Velas e vinho
Acordo de manhã, coisa de três da tarde, mais ou menos. No chão do banheiro. Uma cara estranha no espelho e parece que tem fiapos de alguma coisa roçando a minha língua
- Que porra é essa?! Mais uma ressaca.
É bem conveniente checar meus rins (Ok, estão os dois lá, não vi nenhuma cicatriz). Desconfio destas lendas urbanas, já que não sei como cheguei ao banheiro... Não é nada, passa logo. Preciso apenas de um café, uma blusa com botões, calça, maquiagem para a próxima noite e minha porção mágica.
(o telefone toca)
Daqui, o meu silêncio.
- Alô! Clara? Me pega às nove?
- Não dá, estarei presa na minha crise habitual.
- Sua crise habitual é uma ova! Não venha, não! Te passo cuspe à cara, nigrinha.
Tudo é sempre assim, tão igual. Não consigo dizer não a minha irmãzinha, não surte efeito quando faço. Caralho!! Foda-se Freud! Voltando a mim. Eu, Riga Baladhievna, transparente como meu último copo de vinho, sonho em sair deste círculo de vício. Prometo a família que renego, aos escravos que ainda terei, aos amantes de todos os verões, que esta será minha última noite. Planejo valsar sozinha, tomar um repugnante uísque com vodca e gelo.

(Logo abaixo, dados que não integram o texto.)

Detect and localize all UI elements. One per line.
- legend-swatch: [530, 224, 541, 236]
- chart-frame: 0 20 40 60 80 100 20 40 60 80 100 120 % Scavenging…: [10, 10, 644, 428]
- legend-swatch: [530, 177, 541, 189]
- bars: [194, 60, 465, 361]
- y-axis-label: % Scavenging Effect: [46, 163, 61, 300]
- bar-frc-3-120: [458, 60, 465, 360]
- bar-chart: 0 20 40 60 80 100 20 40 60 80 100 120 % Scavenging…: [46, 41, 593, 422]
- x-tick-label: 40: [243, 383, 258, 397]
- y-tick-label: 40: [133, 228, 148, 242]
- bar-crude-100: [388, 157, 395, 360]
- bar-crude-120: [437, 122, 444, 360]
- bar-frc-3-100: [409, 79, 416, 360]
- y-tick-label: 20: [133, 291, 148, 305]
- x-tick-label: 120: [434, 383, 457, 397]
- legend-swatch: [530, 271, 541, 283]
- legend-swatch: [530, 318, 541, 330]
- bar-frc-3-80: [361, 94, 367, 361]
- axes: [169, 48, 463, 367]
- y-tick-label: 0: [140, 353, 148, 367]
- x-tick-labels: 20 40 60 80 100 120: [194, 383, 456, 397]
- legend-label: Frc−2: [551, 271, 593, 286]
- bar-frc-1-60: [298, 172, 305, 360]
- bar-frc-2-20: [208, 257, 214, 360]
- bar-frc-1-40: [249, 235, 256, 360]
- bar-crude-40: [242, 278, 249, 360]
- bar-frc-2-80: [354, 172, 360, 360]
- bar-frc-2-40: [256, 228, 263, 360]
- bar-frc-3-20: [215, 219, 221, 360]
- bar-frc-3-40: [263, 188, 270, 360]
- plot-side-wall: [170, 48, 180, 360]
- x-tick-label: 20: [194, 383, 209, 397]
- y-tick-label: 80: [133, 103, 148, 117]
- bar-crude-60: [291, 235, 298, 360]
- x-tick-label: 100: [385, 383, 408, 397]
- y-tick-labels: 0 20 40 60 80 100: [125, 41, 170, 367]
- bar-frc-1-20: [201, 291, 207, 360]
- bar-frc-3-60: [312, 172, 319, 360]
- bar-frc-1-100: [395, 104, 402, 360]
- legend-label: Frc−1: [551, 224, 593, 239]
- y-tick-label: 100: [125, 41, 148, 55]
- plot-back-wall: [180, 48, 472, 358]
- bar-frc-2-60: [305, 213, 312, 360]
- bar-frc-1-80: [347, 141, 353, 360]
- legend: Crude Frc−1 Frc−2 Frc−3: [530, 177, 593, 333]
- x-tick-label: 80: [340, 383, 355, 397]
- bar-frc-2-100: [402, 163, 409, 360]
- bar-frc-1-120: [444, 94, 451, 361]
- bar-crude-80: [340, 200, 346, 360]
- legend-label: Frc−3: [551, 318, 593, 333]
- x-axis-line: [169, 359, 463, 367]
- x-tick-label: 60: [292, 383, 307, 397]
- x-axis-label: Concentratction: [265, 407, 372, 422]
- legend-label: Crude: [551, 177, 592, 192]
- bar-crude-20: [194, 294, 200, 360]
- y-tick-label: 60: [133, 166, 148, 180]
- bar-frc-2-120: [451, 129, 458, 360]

Vou voar da janela do meu apartamento. Vai ter frango no forno e suco de laranja para os primeiros peritos.
Podem levar também as minhas jóias, não figuram mesmo como meus pertences oficiais. Nunca mais serei Clara. Sou russa, mas ninguém acredita.Te amo e todo mundo ri. Agora, quero dizer, depois do banho e de pôr aminha melhor roupa, virarei comida de verme e assunto para a Patrícia Mello, talvez.
Dou meu fim à idiotia e história por um tempo, minha última arrogância. Não que eu quisesse ser feliz, como todo mundo. Ouvi muitos mitos, mas não pleiteio virar mais um. Só estou aqui, assobiando a minha música predileta, não consegui pensar em outra coisa. Vai ser mais digno sonhar com asas do que virar uma crente, ter um testemunho, que nem sei qual seria.
É assim, fim!
Ainda não! Quero que saia de dentro de mim esta outra pessoa, quero que goze e que cheire a sândalo. Venha! Suba aqui! É hora das velas e dos vinhos. Aumente o som. Mais alto! Coma as panquecas que te preparei, largue este livro, não ria de mim, Riga!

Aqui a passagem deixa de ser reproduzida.